Monday, January 24, 2005

Exception-based code

In a recent post, Raymond Chen writes about an important difference between plain old code from pre-exceptions age, that used to return special error codes to indicate errors and modern exception-based code: is extraordinarily difficult to see the difference between bad exception-based code and not-bad exception-based code.
And then he concludes:
Consequently, when I write code that is exception-based, I do not have the luxury of writing bad code first and then making it not-bad later. If I did that, I wouldn't be able to find the bad code again, since it looks almost identical to not-bad code.
Arguably, exception-based code is safer because it fails early, as soon as exception is raised at the point of failure. Contrast this with error-checking code where sloppy programming style (not checking for a error code explicitly) could result in an obscure failure in a seemingly unrelated part of the program much later. On the other hand, sloppy programming style for exception-based code is more damaging, as you'd have to review the whole codebase line-by-line to find all potential places where exception-handling code need to be added.
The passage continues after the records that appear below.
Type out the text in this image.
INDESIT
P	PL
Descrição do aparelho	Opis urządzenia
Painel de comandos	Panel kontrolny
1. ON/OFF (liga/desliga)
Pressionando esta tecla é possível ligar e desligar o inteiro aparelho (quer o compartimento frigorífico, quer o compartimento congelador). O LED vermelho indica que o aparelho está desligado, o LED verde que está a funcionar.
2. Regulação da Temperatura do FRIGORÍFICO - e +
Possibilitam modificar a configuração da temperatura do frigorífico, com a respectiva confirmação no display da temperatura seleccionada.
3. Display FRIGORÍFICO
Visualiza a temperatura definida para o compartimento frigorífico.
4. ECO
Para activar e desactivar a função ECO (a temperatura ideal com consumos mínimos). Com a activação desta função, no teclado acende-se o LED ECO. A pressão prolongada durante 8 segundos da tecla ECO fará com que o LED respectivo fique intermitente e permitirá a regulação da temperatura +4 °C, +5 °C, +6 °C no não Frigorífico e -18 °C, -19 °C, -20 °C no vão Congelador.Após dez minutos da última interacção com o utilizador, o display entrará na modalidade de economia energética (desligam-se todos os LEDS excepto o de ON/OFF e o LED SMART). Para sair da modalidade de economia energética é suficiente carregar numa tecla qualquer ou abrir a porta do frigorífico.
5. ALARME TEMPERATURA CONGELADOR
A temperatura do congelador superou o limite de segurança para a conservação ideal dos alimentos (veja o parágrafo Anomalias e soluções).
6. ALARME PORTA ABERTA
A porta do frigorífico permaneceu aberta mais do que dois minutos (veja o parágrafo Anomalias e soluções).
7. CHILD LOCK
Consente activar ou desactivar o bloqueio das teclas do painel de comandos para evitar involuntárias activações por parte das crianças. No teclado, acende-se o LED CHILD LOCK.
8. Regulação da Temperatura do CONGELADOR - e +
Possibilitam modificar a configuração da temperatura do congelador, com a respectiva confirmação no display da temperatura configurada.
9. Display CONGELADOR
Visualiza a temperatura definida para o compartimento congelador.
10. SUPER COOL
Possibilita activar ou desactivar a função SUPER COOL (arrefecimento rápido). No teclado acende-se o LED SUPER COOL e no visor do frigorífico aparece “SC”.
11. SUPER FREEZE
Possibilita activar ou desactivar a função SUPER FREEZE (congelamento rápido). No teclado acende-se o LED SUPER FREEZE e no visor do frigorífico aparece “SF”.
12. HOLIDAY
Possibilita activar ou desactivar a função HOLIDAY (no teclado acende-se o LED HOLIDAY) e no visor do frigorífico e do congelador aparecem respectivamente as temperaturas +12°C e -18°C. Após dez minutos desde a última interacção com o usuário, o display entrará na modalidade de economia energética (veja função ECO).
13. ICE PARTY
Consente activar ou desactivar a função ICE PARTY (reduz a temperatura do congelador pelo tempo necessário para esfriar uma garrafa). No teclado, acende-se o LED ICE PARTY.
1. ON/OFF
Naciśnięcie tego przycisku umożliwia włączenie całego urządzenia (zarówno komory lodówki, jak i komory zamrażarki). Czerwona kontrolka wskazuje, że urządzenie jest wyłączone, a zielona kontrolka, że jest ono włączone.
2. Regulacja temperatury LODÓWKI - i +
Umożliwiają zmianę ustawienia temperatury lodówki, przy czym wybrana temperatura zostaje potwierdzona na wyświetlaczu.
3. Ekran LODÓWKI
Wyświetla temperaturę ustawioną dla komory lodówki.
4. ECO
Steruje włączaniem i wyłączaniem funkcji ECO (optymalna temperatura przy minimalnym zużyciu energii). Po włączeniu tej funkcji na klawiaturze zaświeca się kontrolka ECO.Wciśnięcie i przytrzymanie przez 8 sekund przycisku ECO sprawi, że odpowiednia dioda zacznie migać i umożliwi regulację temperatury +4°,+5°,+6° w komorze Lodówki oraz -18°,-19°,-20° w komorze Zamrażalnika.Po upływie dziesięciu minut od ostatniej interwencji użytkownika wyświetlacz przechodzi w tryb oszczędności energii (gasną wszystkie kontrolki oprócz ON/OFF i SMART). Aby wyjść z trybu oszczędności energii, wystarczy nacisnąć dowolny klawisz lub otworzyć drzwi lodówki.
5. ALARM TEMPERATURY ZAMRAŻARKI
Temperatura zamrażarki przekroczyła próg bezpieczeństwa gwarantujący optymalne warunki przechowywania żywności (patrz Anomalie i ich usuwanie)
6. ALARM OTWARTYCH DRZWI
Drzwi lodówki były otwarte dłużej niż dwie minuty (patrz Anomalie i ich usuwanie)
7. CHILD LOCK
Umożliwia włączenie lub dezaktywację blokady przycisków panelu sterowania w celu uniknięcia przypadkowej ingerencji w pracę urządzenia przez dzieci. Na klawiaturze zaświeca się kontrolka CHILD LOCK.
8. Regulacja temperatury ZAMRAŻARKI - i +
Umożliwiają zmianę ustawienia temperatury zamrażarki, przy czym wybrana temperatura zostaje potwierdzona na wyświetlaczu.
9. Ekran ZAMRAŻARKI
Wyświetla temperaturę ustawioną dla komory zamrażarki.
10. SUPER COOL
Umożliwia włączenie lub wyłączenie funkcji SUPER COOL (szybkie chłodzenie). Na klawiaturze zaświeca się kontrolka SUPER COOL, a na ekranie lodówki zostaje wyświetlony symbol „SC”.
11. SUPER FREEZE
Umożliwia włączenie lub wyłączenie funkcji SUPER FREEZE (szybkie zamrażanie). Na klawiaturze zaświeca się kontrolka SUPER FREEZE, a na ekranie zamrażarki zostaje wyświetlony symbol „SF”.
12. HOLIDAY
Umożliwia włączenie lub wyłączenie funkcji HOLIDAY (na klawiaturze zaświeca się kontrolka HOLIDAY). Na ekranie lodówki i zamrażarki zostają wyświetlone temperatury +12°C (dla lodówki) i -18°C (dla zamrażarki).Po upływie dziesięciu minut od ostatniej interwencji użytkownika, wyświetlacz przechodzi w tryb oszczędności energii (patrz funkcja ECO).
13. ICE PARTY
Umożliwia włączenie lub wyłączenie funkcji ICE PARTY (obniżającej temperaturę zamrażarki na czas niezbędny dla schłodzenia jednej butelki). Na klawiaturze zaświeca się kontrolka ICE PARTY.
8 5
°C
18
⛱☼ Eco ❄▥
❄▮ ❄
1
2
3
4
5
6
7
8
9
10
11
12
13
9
When I started practicing TDD I often wrote simplest possible implementation that was arguably too simple with regard to exceptions. As I discovered over time, usually it's more
efficient to write necessarily exception-handling code (if any) right from the start. If I'm in hurry or not sure how to handle a possible exception I at least put in an assertion guard.

But the killer feature of exception-based code is this: programmer is freed from error-checking most of the time. While you do have to be careful while writing code and every line of code is a potential source of an exception, typically there is a relatively few places where you add
exception-handling code: external resources' handling, inter-system interfaces, input/output with the outer world, etc.

Overall, exception seems to be a net benefit. Result is a more stable program (fails early) with less efforts (fewer places to do error handling). Yes, it's hard to write a good exception-based code, harder then write a good error-code-based code but who said it's going to be easy?

There is no such thing as a free launch, after all.